As seen in 2008, on a large scale, economic and market changes can impact your investment. Many times these changes are out of anyone’s control. What is controllable is strategically selecting markets with strong, consistent economic indicators like population and job growth. Two main benefits of larger commercial properties are their ability to withstand common market shifts and major corrections with the ability to buy and hold. These properties are resilient as they continue to actively generate cash flow during the hold period, further mitigating risk.
As an investor myself, the biggest risk I see is to ensure you choose an experienced and trustworthy syndicator with a proven track record.

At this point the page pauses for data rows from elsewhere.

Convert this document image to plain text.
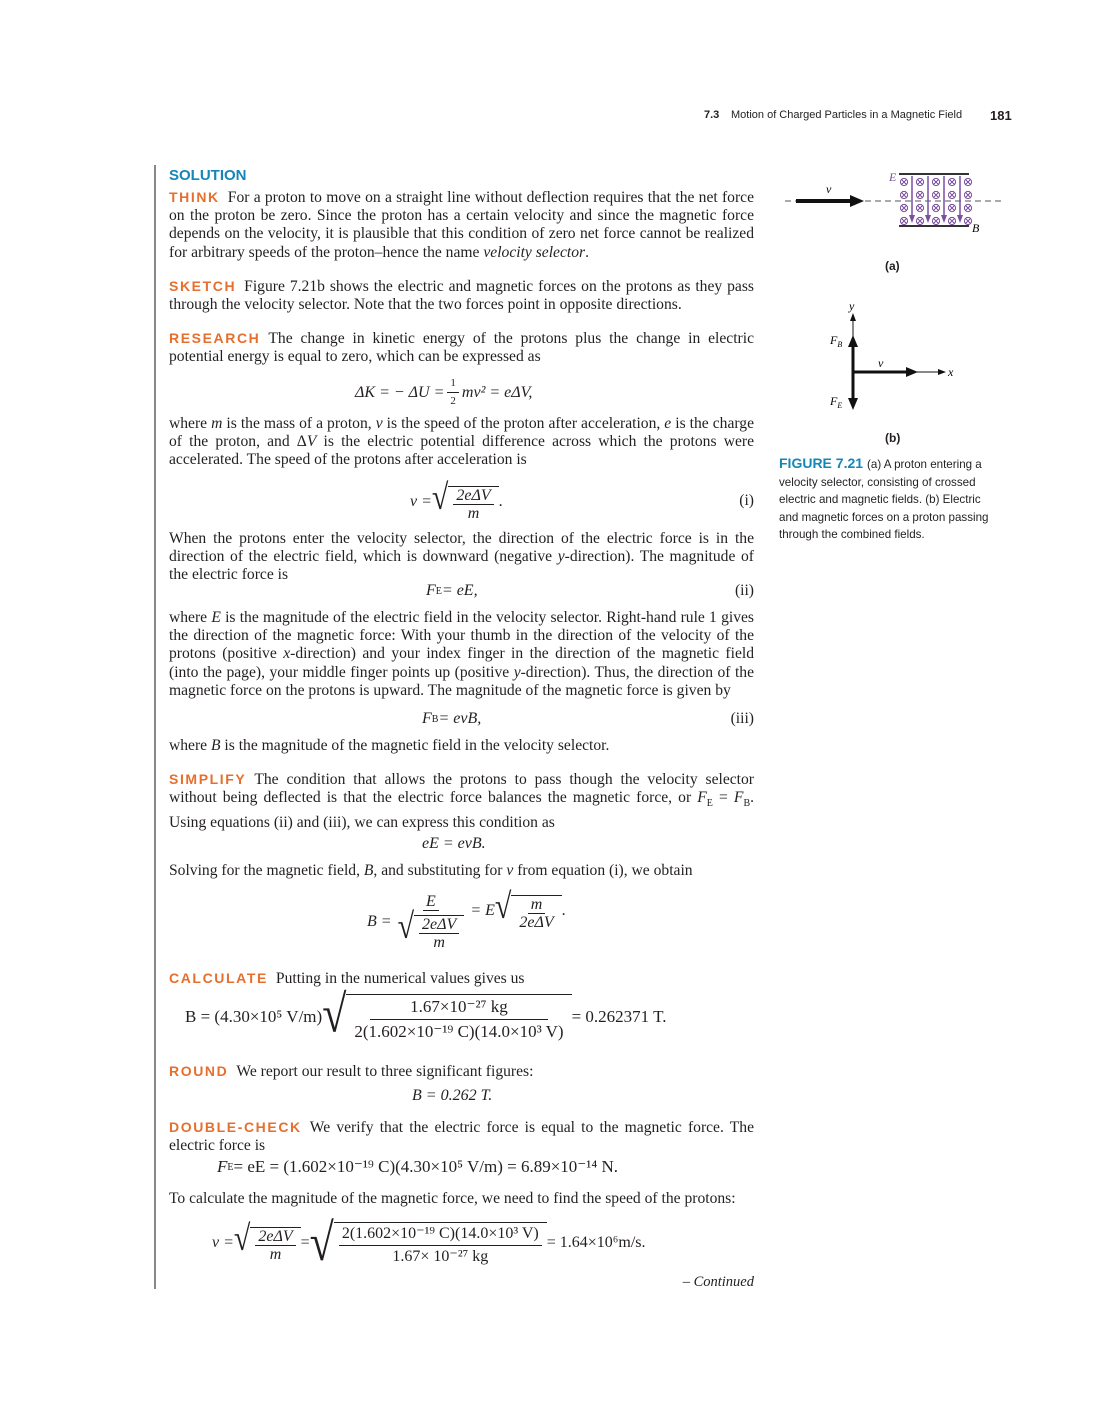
7.3 Motion of Charged Particles in a Magnetic Field 181
SOLUTION
THINK For a proton to move on a straight line without deflection requires that the net force on the proton be zero. Since the proton has a certain velocity and since the magnetic force depends on the velocity, it is plausible that this condition of zero net force cannot be realized for arbitrary speeds of the proton–hence the name velocity selector.
SKETCH Figure 7.21b shows the electric and magnetic forces on the protons as they pass through the velocity selector. Note that the two forces point in opposite directions.
RESEARCH The change in kinetic energy of the protons plus the change in electric potential energy is equal to zero, which can be expressed as
ΔK = − $\Delta U = \frac{1}{2} mv^2 = e\Delta V$,
where m is the mass of a proton, v is the speed of the proton after acceleration, e is the charge of the proton, and ΔV is the electric potential difference across which the protons were accelerated. The speed of the protons after acceleration is
v = √ $\frac{\text{2eΔV}}{m}$ .	(i)
When the protons enter the velocity selector, the direction of the electric force is in the direction of the electric field, which is downward (negative y-direction). The magnitude of the electric force is
F E = eE,	(ii)
where E is the magnitude of the electric field in the velocity selector. Right-hand rule 1 gives the direction of the magnetic force: With your thumb in the direction of the velocity of the protons (positive x-direction) and your index finger in the direction of the magnetic field (into the page), your middle finger points up (positive y-direction). Thus, the direction of the magnetic force on the protons is upward. The magnitude of the magnetic force is given by
F B = evB,	(iii)
where B is the magnitude of the magnetic field in the velocity selector.
SIMPLIFY The condition that allows the protons to pass though the velocity selector without being deflected is that the electric force balances the magnetic force, or $F_E = F_B$. Using equations (ii) and (iii), we can express this condition as
eE = evB.
Solving for the magnetic field, B, and substituting for v from equation (i), we obtain
$B = \frac{E}{√ \frac{\text{2eΔV}}{m}} = E$ √ $\frac{m}{\text{2eΔV}}$ .
CALCULATE Putting in the numerical values gives us
B = (4.30×10⁵ V/m) √ $\frac{\text{1.67×10⁻²⁷ kg}}{\text{2(1.602×10⁻¹⁹ C)(14.0×10³ V)}} = 0.262371$ T.
ROUND We report our result to three significant figures:
B = 0.262 T.
DOUBLE-CHECK We verify that the electric force is equal to the magnetic force. The electric force is
F E = eE = (1.602×10⁻¹⁹ C)(4.30×10⁵ V/m) = 6.89×10⁻¹⁴ N.
To calculate the magnitude of the magnetic force, we need to find the speed of the protons:
v = √ $\frac{\text{2eΔV}}{m}$ = √ $\frac{\text{2(1.602×10⁻¹⁹ C)(14.0×10³ V)}}{\text{1.67× 10⁻²⁷ kg}} = 1.64\times 10^6m/s$.
– Continued
v
E
B
(a)
y
x
v
$F_B$
$F_E$
(b)
FIGURE 7.21 (a) A proton entering a velocity selector, consisting of crossed electric and magnetic fields. (b) Electric and magnetic forces on a proton passing through the combined fields.
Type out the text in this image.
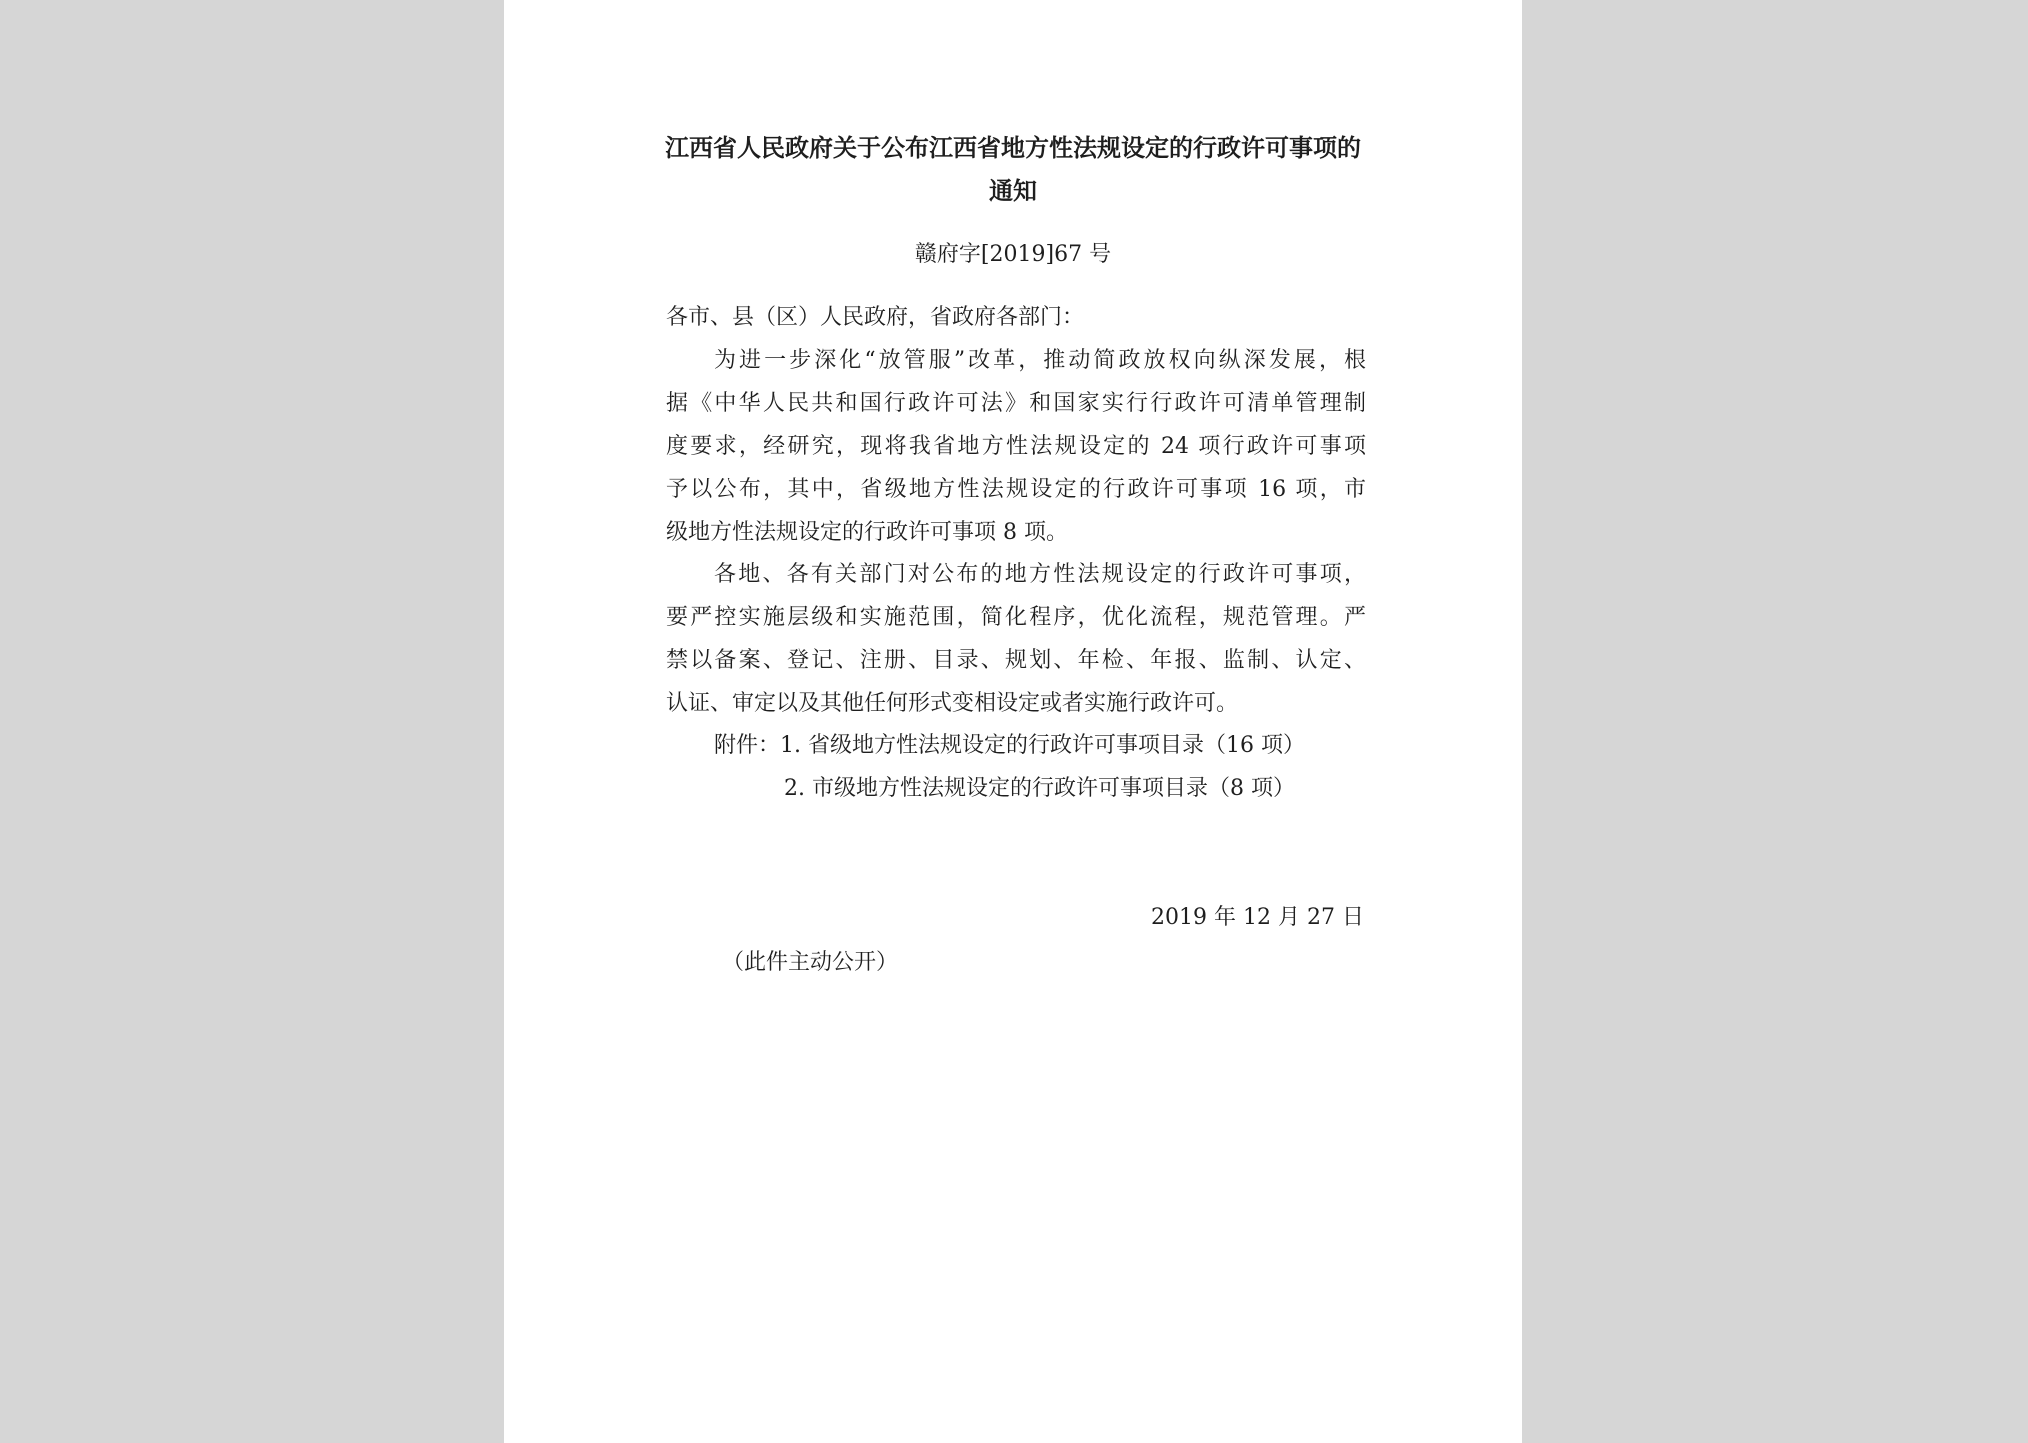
江西省人民政府关于公布江西省地方性法规设定的行政许可事项的
通知
赣府字[2019]67 号
各市、县（区）人民政府，省政府各部门：
为进一步深化“放管服”改革，推动简政放权向纵深发展，根
据《中华人民共和国行政许可法》和国家实行行政许可清单管理制
度要求，经研究，现将我省地方性法规设定的 24 项行政许可事项
予以公布，其中，省级地方性法规设定的行政许可事项 16 项，市
级地方性法规设定的行政许可事项 8 项。
各地、各有关部门对公布的地方性法规设定的行政许可事项，
要严控实施层级和实施范围，简化程序，优化流程，规范管理。严
禁以备案、登记、注册、目录、规划、年检、年报、监制、认定、
认证、审定以及其他任何形式变相设定或者实施行政许可。
附件：1. 省级地方性法规设定的行政许可事项目录（16 项）
2. 市级地方性法规设定的行政许可事项目录（8 项）
2019 年 12 月 27 日
（此件主动公开）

It is essential to vet any syndicators before deciding to invest. Finding the right partners who can mitigate risks and protect your investment. A good syndicator who knows how to execute and manage problems as they arise, because they will arise, will be the difference between an anxiety-filled roller coaster ride or smooth sailing into the sunset with a mai tai.
How To Invest In Real Estate Syndication
Before investing, you must establish that you meet the eligibility criteria for investing in a real estate syndication. To be eligible, you must be a sophisticated investor or accredited investor.
A sophisticated investor understands what real estate syndication is, how it works and can assess for themselves what makes a good or bad investment. They also need to “know” the syndicator, meaning you have an established relationship prior to ever being asked to invest. Only then can a sophisticated investor be able to invest in a 506(b) offering which cannot be advertised to the public. Another form of gate-keeping that has been done to both protect and limit it’s opportunity for the average person.
An accredited investor is someone who:
Earned income in excess of $200,000 (or $300,000 together with a spouse or spousal equivalent) in each of the prior two years and is reasonably expected to earn the same for the current year, OR
Has a net worth of over $1 million, alone or with a spouse or spousal equivalent (excluding the value of the person’s primary residence).
This opens up the opportunity for an accredited investor to invest not only in a 506(b) offering but a 506(c) offering.
Whether you currently meet the requirements to invest in a real estate syndication or not, you can start the most important part as a passive investor: finding the syndicators.
The internet has made networking to find like-minded investors and reputable syndicators much easier. Leverage social media (LinkedIn, Facebook, Twitter, etc.) or in-person meetup groups (Meetup, Eventbrite, etc.) to find these people and grow your knowledge. Once you find a syndicator you are interested in investing with, sign-up for their deal flow list and newsletters to stay up to date on their latest real estate syndication offers. These newsletters often contain a goldmine of valuable information to help you meet the criteria above if you do not already.
Are you still wondering why you have not been invited to the party?
Take this as your invitation to the syndication party.
Disclaimer: The information provided in this article is for educational purposes only and does not constitute financial or investment advice. Always consult with a financial or investment professional before making any investment decisions.